Thématiques – 2012

Journées TICE-Alpes, juin 2012

Avec la participation de Marcel Lebrun et de Philippe Meirieu

L’université de Grenoble organise, les 28 et 29 juin 2012 à l’université Stendhal, des Journées de mise en valeur et de partage des pratiques pédagogiques appuyées sur les TICE.

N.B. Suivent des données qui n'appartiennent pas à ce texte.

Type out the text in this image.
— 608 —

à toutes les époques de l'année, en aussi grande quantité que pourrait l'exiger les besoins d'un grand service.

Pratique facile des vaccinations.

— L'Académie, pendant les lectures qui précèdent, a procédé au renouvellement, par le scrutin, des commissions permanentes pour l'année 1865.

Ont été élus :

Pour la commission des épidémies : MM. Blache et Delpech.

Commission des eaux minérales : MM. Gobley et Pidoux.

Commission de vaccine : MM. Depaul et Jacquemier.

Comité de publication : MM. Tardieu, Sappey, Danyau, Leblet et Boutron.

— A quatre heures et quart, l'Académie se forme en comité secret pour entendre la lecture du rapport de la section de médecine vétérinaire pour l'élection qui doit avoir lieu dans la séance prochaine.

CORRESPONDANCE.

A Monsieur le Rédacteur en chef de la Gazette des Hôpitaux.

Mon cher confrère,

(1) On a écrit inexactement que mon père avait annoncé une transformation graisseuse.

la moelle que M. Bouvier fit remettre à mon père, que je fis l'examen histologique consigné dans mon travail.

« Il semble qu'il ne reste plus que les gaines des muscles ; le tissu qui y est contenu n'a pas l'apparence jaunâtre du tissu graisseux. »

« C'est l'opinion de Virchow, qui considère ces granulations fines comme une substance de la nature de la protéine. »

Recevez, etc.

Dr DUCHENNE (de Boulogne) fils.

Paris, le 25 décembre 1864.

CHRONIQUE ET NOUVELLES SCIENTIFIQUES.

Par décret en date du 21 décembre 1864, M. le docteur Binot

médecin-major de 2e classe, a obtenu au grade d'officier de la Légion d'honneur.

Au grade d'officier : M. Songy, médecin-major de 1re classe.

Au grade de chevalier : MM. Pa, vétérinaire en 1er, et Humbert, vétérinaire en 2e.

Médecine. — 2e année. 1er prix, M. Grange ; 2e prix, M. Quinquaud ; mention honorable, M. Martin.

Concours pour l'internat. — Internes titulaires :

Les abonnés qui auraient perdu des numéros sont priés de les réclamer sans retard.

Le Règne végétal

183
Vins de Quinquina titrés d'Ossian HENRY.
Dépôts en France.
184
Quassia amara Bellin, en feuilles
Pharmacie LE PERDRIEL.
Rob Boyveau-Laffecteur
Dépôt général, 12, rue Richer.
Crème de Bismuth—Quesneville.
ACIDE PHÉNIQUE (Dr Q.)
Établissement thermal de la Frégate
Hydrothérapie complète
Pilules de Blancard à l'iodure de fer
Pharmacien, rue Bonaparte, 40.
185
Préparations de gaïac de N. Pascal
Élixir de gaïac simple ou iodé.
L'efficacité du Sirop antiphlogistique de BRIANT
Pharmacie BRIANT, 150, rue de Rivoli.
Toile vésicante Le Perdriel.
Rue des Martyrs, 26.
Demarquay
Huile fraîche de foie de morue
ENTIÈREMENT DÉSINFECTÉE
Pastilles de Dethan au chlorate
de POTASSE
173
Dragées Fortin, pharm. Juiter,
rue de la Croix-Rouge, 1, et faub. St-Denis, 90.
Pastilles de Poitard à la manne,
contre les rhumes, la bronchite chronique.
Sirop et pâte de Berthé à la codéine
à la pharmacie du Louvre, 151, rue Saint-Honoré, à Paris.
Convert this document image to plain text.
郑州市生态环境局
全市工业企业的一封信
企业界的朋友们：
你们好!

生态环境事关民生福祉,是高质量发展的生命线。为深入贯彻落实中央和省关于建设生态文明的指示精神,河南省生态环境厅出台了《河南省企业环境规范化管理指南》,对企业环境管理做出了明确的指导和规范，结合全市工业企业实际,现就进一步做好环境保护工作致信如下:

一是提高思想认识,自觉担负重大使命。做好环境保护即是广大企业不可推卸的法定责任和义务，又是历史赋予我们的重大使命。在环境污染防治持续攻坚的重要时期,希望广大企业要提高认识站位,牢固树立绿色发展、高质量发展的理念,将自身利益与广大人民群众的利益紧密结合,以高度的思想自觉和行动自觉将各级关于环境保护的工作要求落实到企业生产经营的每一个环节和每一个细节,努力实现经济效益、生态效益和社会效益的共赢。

Ces journées, ouvertes à tous les enseignants chercheurs du PRES Université de Grenoble, ainsi qu’aux doctorants et étudiants de master et aux enseignants des écoles, collèges et lycées intéressés par la thématique, ont trois objectifs principaux :

  • donner plus de visibilité aux nombreuses initiatives pédagogiques dans le domaine des TICE qui ont cours au sein du PRES Université de Grenoble et de l’académie de Grenoble ;

  • encourager une dissémination et une mutualisation des bonnes pratiques en matière d’usages pédagogiques des TICE (effet « tâche d’huile ») ; à ce titre, ces Journées ont une vocation de formation ;

  • renforcer le lien entre pratiques de terrain, formation et recherche en technologies éducatives, en favorisant la création de réseaux, voir de communautés de pratiques, conformément aux missions du Centre de Recherche Action Formation en Technologie Educative (CRAFTE), dont la création est prévue dans le cadre du Plan Campus.

La thématique choisie pour ces Journées est volontairement très large : « Temps de la technologie, temps de la pédagogie ». L’idée est de souligner le décalage parfois abyssal entre le rythme effréné des avancées technologiques et l’évolution forcément bien plus lente de l’intégration pédagogique des TIC. La veille rendue indispensable par cette fuite en avant technologique peut être très coûteuse en temps si elle n’est pas mutualisée. Néanmoins, et sans verser dans le technocentrisme, il faut reconnaître que chaque nouvel outil, chaque nouvelle ressource en ligne peut susciter la créativité et inspirer la conception de scénarios pédagogiques originaux (on pense par exemple aux enseignants du primaire qui exploitent Twitter dans la pratique de la lecture). L’idée de « temps » renvoie également à la dimension parfois chronophage des initiatives exploitant les technologies : quel temps est investi pour aboutir à quel résultat en termes d’efficacité pédagogique ? Comment mieux reconnaître le temps passé par les enseignants et par les étudiants ? Elle renvoie enfin à la nécessaire prise en compte de la dimension chronologique de tout scénario pédagogique, des espaces-temps au sein desquels les scénarios sont programmés.

Par ailleurs, et quelle que soit la technologie et les modalités utilisées (lieux, rythmes, supports), n’existe-t-il pas un certain nombre d’invariants pédagogiques, peu susceptibles d’évoluer dans le temps : la centralité des tâches pour s’approprier les objets de connaissance, l’intérêt du travail collectif (échanges par forum, travail collaboratif en groupes restreints, communautés de pratique en formation d’enseignants), la pédagogie de projet, la nécessaire autonomisation des étudiants (apprentissage autodirigé), etc.